Figure 1 shows a time series of surface sunlight (upper graph, blue line) measured on the deck of the ship, and Chl a (lower graph, green and black symbols) measured at a depth of 3 meters, near the surface. As sunlight increased throughout the day, we observe a suppression, or “quenching” of Chl a fluorescence by about a factor of nearly two between early morning and mid-afternoon (approx 15:00 GMT). We see this happening on rather short time scales too, as dips in sunlight, perhaps caused by the passing of clouds overhead, cause momentary relaxation of quenching in the fluorescence traces at approximately 1200 and 1700 hrs (red arrows). The Chl a concentration, meanwhile, showed a nearly constant level throughout the day. Quenching of Chl a fluorescence causes a huge departure from the normal co-variation between concentration and fluorescence. But does this happen at all depths?
The next figure shows similar data, but taken on two vertical profiles: one during mid-day (Station 7, left graph), and the other near mid-night (Station 4, right graph). You see that during the daytime, quenching of fluorescence occurs down to about 20 meters depth, and decreases fluorescence by a factor of about ten, when compared to Chl a concentration measurements made on captured samples. During night-time, however (right graph), the Chl a concentration data (green symbols) and Chl a fluorescence track each other nicely.

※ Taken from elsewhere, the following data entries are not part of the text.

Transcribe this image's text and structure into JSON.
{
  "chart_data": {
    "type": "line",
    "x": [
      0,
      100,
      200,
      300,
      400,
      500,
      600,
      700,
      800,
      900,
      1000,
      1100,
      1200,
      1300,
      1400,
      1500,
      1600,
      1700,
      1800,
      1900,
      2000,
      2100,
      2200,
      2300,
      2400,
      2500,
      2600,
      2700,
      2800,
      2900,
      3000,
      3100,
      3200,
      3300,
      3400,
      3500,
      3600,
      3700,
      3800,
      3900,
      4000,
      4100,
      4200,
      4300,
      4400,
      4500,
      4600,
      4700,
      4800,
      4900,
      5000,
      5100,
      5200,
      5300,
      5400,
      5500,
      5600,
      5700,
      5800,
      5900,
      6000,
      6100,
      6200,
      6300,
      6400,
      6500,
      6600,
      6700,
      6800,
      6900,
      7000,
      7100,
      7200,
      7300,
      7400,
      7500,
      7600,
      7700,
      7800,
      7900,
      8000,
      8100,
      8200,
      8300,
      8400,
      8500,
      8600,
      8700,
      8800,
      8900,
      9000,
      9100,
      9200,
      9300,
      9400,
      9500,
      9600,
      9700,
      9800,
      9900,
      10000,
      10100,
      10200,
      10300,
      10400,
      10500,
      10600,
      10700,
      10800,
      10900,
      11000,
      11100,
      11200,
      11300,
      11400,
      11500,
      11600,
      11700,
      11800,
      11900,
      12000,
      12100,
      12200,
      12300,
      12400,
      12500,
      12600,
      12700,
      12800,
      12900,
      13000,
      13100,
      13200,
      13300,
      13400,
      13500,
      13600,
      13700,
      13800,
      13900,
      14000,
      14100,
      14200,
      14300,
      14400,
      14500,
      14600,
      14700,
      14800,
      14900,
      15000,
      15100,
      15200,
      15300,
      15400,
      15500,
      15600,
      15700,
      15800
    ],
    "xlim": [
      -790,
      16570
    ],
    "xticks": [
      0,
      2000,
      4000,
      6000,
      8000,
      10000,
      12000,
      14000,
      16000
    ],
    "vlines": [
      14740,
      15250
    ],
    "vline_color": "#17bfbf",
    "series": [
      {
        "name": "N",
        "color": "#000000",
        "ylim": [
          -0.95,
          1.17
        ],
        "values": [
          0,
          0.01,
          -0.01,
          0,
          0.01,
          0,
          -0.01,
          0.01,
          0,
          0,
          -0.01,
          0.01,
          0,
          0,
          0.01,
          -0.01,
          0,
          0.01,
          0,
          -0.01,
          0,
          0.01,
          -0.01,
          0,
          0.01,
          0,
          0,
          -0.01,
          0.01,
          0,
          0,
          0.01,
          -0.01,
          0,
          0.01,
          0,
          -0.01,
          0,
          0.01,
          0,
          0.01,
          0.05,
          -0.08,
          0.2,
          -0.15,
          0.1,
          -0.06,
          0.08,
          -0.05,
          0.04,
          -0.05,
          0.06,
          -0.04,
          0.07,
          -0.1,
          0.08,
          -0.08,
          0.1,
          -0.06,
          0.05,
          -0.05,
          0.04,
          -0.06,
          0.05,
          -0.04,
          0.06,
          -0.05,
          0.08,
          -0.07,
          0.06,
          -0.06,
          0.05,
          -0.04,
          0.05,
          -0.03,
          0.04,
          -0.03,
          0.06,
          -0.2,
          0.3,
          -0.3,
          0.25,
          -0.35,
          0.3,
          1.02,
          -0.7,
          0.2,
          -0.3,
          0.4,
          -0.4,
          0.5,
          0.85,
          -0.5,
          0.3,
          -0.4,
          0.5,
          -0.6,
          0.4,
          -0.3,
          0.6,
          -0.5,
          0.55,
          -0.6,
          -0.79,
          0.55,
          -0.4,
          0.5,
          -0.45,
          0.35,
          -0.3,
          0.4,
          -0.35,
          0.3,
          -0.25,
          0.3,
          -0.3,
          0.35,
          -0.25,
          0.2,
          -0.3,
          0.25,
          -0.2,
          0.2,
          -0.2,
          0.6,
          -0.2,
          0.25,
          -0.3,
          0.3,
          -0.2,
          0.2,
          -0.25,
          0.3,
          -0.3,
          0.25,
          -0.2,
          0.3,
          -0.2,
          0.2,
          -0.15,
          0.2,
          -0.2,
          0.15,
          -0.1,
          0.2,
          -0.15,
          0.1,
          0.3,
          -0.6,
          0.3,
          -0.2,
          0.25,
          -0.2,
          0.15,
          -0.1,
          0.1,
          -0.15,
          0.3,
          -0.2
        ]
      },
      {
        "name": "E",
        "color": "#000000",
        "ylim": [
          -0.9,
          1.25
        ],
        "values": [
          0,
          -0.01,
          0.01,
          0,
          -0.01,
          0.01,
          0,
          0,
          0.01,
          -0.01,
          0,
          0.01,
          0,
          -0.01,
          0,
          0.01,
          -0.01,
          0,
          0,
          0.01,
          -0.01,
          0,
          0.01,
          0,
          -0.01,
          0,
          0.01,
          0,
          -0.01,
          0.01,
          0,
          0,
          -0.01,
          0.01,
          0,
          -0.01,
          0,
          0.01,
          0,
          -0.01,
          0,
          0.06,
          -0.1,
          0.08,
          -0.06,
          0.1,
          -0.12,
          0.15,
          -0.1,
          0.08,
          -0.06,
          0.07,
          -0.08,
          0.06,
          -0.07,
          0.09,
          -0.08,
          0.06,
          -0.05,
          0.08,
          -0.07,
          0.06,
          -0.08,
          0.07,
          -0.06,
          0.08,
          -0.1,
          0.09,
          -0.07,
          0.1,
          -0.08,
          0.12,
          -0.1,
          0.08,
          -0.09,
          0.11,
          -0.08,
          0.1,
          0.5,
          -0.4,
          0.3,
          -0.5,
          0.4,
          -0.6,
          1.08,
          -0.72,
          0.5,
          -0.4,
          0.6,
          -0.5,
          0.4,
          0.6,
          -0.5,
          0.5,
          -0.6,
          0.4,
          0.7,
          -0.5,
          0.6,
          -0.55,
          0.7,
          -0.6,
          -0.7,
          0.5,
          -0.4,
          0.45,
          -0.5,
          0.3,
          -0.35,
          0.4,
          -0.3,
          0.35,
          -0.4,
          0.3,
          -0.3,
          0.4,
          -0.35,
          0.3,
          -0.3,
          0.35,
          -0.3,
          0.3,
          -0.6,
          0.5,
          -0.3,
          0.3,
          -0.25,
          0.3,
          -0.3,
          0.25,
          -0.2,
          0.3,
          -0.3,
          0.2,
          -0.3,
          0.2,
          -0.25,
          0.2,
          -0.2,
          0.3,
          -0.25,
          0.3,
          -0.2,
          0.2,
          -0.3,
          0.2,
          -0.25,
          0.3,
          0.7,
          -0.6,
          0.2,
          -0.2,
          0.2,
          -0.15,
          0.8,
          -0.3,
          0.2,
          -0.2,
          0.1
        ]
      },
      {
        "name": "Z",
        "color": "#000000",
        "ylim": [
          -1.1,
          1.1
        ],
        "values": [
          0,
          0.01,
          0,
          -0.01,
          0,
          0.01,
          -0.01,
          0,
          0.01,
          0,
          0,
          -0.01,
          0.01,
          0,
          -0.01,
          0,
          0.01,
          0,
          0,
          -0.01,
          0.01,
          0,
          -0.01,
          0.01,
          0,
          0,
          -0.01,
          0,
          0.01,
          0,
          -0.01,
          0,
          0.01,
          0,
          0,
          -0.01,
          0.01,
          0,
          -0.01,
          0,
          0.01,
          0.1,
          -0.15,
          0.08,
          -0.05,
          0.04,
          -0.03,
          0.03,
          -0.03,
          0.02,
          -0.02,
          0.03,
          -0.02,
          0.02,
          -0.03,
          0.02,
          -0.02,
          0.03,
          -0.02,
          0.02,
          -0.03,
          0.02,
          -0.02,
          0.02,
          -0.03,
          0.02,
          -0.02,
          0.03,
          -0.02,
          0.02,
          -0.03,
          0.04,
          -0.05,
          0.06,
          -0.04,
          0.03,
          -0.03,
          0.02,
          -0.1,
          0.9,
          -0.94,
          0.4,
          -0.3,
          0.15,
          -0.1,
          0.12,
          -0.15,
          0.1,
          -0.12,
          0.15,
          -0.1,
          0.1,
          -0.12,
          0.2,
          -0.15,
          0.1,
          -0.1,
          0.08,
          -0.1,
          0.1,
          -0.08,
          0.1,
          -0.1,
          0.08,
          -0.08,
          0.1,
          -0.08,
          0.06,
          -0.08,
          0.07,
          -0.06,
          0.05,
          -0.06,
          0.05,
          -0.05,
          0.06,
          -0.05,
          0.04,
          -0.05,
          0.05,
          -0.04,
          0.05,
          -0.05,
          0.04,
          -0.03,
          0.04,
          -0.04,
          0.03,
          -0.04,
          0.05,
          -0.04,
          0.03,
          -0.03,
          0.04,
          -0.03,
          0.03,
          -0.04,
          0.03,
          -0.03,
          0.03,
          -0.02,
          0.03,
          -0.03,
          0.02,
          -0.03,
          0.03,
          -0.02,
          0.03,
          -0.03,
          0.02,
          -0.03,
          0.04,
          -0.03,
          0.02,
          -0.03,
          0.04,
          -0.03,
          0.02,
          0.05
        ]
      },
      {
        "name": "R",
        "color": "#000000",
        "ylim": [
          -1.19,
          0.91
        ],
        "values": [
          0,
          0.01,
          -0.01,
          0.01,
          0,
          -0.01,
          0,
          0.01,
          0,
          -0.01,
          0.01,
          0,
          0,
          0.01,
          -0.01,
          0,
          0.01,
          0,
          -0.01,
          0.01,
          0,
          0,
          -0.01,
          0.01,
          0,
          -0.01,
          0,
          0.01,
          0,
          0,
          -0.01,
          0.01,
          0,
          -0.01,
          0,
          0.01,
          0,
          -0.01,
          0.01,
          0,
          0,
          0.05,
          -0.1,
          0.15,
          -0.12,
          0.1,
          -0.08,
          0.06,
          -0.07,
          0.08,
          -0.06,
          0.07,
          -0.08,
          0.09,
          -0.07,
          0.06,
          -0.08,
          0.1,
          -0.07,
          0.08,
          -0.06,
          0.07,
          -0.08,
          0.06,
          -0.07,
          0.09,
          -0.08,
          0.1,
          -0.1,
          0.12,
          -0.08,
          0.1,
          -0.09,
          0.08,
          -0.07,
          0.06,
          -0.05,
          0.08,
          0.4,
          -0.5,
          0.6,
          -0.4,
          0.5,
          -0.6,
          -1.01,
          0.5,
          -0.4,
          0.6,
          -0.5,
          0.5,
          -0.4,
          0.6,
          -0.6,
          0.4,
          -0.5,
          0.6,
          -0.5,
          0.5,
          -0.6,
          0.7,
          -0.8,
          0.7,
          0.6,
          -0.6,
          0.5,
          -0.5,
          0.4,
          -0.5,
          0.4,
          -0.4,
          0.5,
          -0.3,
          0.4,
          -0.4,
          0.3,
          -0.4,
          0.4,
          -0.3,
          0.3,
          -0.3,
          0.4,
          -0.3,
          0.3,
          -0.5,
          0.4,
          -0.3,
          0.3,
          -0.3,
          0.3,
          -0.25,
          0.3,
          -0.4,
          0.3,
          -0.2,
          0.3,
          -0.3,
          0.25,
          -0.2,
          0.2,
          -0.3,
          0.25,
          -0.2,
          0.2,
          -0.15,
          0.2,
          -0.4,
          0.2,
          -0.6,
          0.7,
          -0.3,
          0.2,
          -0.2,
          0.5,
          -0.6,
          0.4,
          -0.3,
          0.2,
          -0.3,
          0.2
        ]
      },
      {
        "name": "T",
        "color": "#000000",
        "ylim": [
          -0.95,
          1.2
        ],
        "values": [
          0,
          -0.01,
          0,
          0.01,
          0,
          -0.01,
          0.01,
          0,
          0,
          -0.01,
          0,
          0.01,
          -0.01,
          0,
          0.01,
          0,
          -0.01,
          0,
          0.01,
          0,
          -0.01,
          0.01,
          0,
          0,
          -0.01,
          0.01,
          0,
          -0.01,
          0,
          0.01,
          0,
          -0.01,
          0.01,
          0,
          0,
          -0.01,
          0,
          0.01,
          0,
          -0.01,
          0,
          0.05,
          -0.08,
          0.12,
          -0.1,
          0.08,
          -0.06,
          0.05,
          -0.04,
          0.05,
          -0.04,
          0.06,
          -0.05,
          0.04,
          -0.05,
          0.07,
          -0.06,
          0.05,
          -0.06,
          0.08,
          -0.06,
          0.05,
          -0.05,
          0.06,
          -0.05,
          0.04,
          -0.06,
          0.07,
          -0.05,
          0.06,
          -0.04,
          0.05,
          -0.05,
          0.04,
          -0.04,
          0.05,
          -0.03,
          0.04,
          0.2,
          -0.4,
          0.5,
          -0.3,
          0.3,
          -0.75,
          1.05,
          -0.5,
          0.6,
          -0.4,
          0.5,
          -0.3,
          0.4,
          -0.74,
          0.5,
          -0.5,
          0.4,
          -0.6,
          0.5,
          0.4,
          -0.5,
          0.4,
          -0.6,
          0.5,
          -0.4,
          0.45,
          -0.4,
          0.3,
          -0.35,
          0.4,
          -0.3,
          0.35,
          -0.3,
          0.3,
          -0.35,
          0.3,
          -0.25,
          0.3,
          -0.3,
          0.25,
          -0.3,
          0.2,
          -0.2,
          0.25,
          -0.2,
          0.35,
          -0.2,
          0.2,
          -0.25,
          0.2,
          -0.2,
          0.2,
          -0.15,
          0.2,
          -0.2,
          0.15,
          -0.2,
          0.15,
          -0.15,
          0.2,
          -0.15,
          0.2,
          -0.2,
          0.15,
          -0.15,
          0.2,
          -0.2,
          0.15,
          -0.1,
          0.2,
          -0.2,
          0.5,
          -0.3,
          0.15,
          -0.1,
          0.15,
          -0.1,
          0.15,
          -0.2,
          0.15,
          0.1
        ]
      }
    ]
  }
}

Another way of viewing these data is by property-property plots (see figure 3). Here we see that when plotted this way, the night-time data show a nice linear relationship (although over a limited range), but the day-time data, corrupted by fluorescence quenching show no such correlation. So, if one were to use the Chl a concentration data to calibrate their chlorophyll fluorometers, it makes sense to use nighttime data only.
Solar Irradiance (upper) and corresponding Chl a (lower) level changes through the day on March 16. Green symbols are concentration values (units of micrograms per liter) and black dots are fluorescence values (units of voltage). As sunlight increases through day, the fluorescence from chlorophyll is quenched, without a corresponding decrease in concentration.
Two vertical profiles of Chla fluorescence (black symbols) and corresponding concentration values (green symbols) for mid-day station 7 (left graph) and mid-night station 4 (right graph). During daytime, Chl a fluorescence in the upper 20 meters is quenched and does not track Chl a concentration. The quenching phenomenon disapears during the night-time.
Property-property plots of Chl a concentration (x-axis) versus Chl a fluorescence (y-axis) for mid-day (black symbols) and mid-night (red symbols) from Figure 2. Night-time fluorescence, devoid of quenching, shows linear relationship to Chl a concentration.